COVID 19: FG slashes 2020 budget to N9trillion, reduces oil price benchmark to $30

As economic effects of Coronavirus pandemic is biting harder in Nigeria on projections made in the N10.59 trillion 2020 budget, the federal government has slashed the budget size to N9 trillion.
The N1.5trillion reduction made from the N10.59 trillion  aggregate budget size signed into law by President Muhamnadu Buhari in December last year , covers about 25% of appropriated  overhead costs for the various government Ministries , Departments and Agencies (MDAs) as well as N457 billion earmarked for under recoveries from fuel importation. 
A government’s panel set up to assess the impact of coronavirus on the economy made the recommendations which were tacitly confirmed by the Minister of Finance, Zainab Ahmed, Wednesday after the Executive Council Meeting at the State House.

Speaking with State House correspondents after the meeting in Abuja, Ahmed expressed hope that the measures would help stabilise the economy.
She said the recurrent expenditure would be cut by 25 per cent across all the Federal Government’s agencies, while the capital budget would drop by 20 per cent.

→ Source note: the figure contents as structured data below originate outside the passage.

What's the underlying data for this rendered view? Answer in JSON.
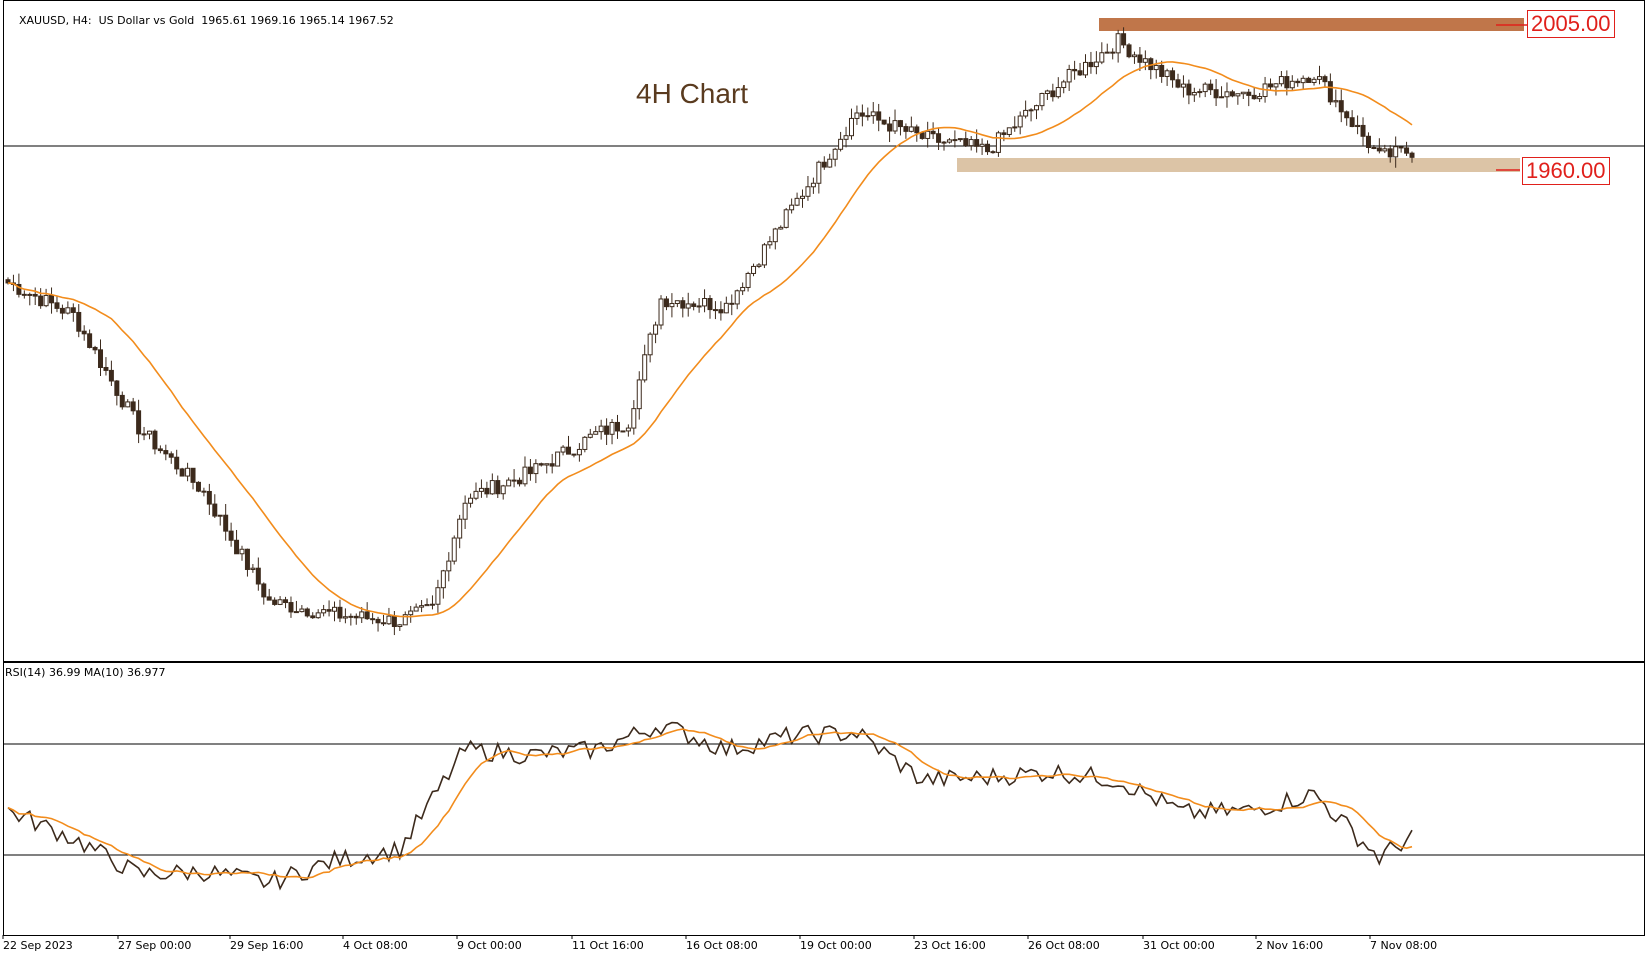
{
  "header": {
    "symbol": "XAUUSD",
    "timeframe": "H4",
    "description": "US Dollar vs Gold",
    "ohlc": "1965.61 1969.16 1965.14 1967.52"
  },
  "annotation": {
    "title": "4H Chart"
  },
  "levels": [
    {
      "value": "2005.00",
      "color": "#e0201b",
      "zone_color": "#c0764a"
    },
    {
      "value": "1960.00",
      "color": "#e0201b",
      "zone_color": "#dcc4a6"
    }
  ],
  "rsi": {
    "label": "RSI(14) 36.99 MA(10) 36.977",
    "upper_level": 70,
    "lower_level": 30
  },
  "colors": {
    "candle": "#3c2a1c",
    "ma_line": "#f28c1c",
    "rsi_line": "#3c2a1c",
    "rsi_ma_line": "#f28c1c"
  },
  "chart_data": {
    "type": "candlestick",
    "x_tick_labels": [
      "22 Sep 2023",
      "27 Sep 00:00",
      "29 Sep 16:00",
      "4 Oct 08:00",
      "9 Oct 00:00",
      "11 Oct 16:00",
      "16 Oct 08:00",
      "19 Oct 00:00",
      "23 Oct 16:00",
      "26 Oct 08:00",
      "31 Oct 00:00",
      "2 Nov 16:00",
      "7 Nov 08:00"
    ],
    "price_anchors": [
      {
        "bar": 0,
        "close": 1925
      },
      {
        "bar": 12,
        "close": 1915
      },
      {
        "bar": 24,
        "close": 1880
      },
      {
        "bar": 36,
        "close": 1860
      },
      {
        "bar": 48,
        "close": 1826
      },
      {
        "bar": 60,
        "close": 1822
      },
      {
        "bar": 72,
        "close": 1820
      },
      {
        "bar": 78,
        "close": 1824
      },
      {
        "bar": 84,
        "close": 1858
      },
      {
        "bar": 96,
        "close": 1866
      },
      {
        "bar": 108,
        "close": 1878
      },
      {
        "bar": 114,
        "close": 1882
      },
      {
        "bar": 120,
        "close": 1920
      },
      {
        "bar": 132,
        "close": 1918
      },
      {
        "bar": 144,
        "close": 1948
      },
      {
        "bar": 156,
        "close": 1978
      },
      {
        "bar": 168,
        "close": 1970
      },
      {
        "bar": 180,
        "close": 1966
      },
      {
        "bar": 192,
        "close": 1985
      },
      {
        "bar": 204,
        "close": 2000
      },
      {
        "bar": 216,
        "close": 1985
      },
      {
        "bar": 228,
        "close": 1984
      },
      {
        "bar": 240,
        "close": 1990
      },
      {
        "bar": 252,
        "close": 1964
      },
      {
        "bar": 258,
        "close": 1966
      }
    ],
    "rsi_anchors": [
      {
        "bar": 0,
        "rsi": 46
      },
      {
        "bar": 12,
        "rsi": 36
      },
      {
        "bar": 24,
        "rsi": 23
      },
      {
        "bar": 36,
        "rsi": 24
      },
      {
        "bar": 48,
        "rsi": 20
      },
      {
        "bar": 60,
        "rsi": 28
      },
      {
        "bar": 72,
        "rsi": 32
      },
      {
        "bar": 84,
        "rsi": 68
      },
      {
        "bar": 96,
        "rsi": 66
      },
      {
        "bar": 108,
        "rsi": 68
      },
      {
        "bar": 120,
        "rsi": 77
      },
      {
        "bar": 132,
        "rsi": 68
      },
      {
        "bar": 144,
        "rsi": 73
      },
      {
        "bar": 156,
        "rsi": 74
      },
      {
        "bar": 168,
        "rsi": 57
      },
      {
        "bar": 180,
        "rsi": 58
      },
      {
        "bar": 192,
        "rsi": 60
      },
      {
        "bar": 204,
        "rsi": 57
      },
      {
        "bar": 216,
        "rsi": 45
      },
      {
        "bar": 228,
        "rsi": 46
      },
      {
        "bar": 240,
        "rsi": 52
      },
      {
        "bar": 252,
        "rsi": 29
      },
      {
        "bar": 258,
        "rsi": 37
      }
    ]
  }
}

“What we have done is that we have written every ministry and given them guidelines on how these adjustments will be made to enable us to have detailed input from the ministries.
“But, I can just say that the budget cut is about N1.5tn; the reduction in the size of the budget. And this includes the N457bn from the PMS under-recovery”, she said.

For government to respond to the oil price crash, she said the new benchmark was $30 per barrel, down from the budgeted $57.
Other measures are the suspension of the funding of upstream projects by the Nigerian National Petroleum Corporation ( NNPC) and the suspension of all ongoing recruitment by the MDAs.

On how much it will affect the federally-funded upstream projects , she said it is about 25 per cent cut, the  exact amount she added ,  will be  worked  out when  inputs are gotten  from the ministries, departments and agencies.”
Other proposed changes to the budget include a reduction of the budget oil production volume from 2.18 million barrels per day to 1.70 million barrels.
The exchange rate was adjusted from N305/$ to N360/$.
The projected oil revenue was reviewed downward from N7.67 trillion to N1.44 trillion.

The net non-oil revenue was also projected downward from N6.442 trillion to N5.84 trillion with corporate tax and value-added tax expected to contribute N1.822 trillion and N.164 trillion down from the original N1.836 and 2.25 trillion respectively.
Funds to be distributed to the three tiers of government from the federations account is expected to dip from N8.5 trillion to N3.12 trillion.
New borrowings by the government was adjusted from N1.59 trillion to N4.43 trillion with incremental borrowing projected at N2.84 trillion
The committee  chaired by  Zainab Ahmed , has the Minister of State, Petroleum Resources, Mr Timipre Sylva; Governor of the Central Bank of Nigeria, Mr Godwin Emefiele; and the Group Managing Director of the Nigerian National Petroleum Corporation, Mr Mele Kyari as members.
Recall that the N10.59tn budget, which was signed by Buhari in December, came with a deficit of over N1.8trn. 

It had a provision of N56.4bn for statutory transfers; debt servicing, N2.7trn; recurrent expenditure, N4.84trn; and capital expenditure, N2.46tn.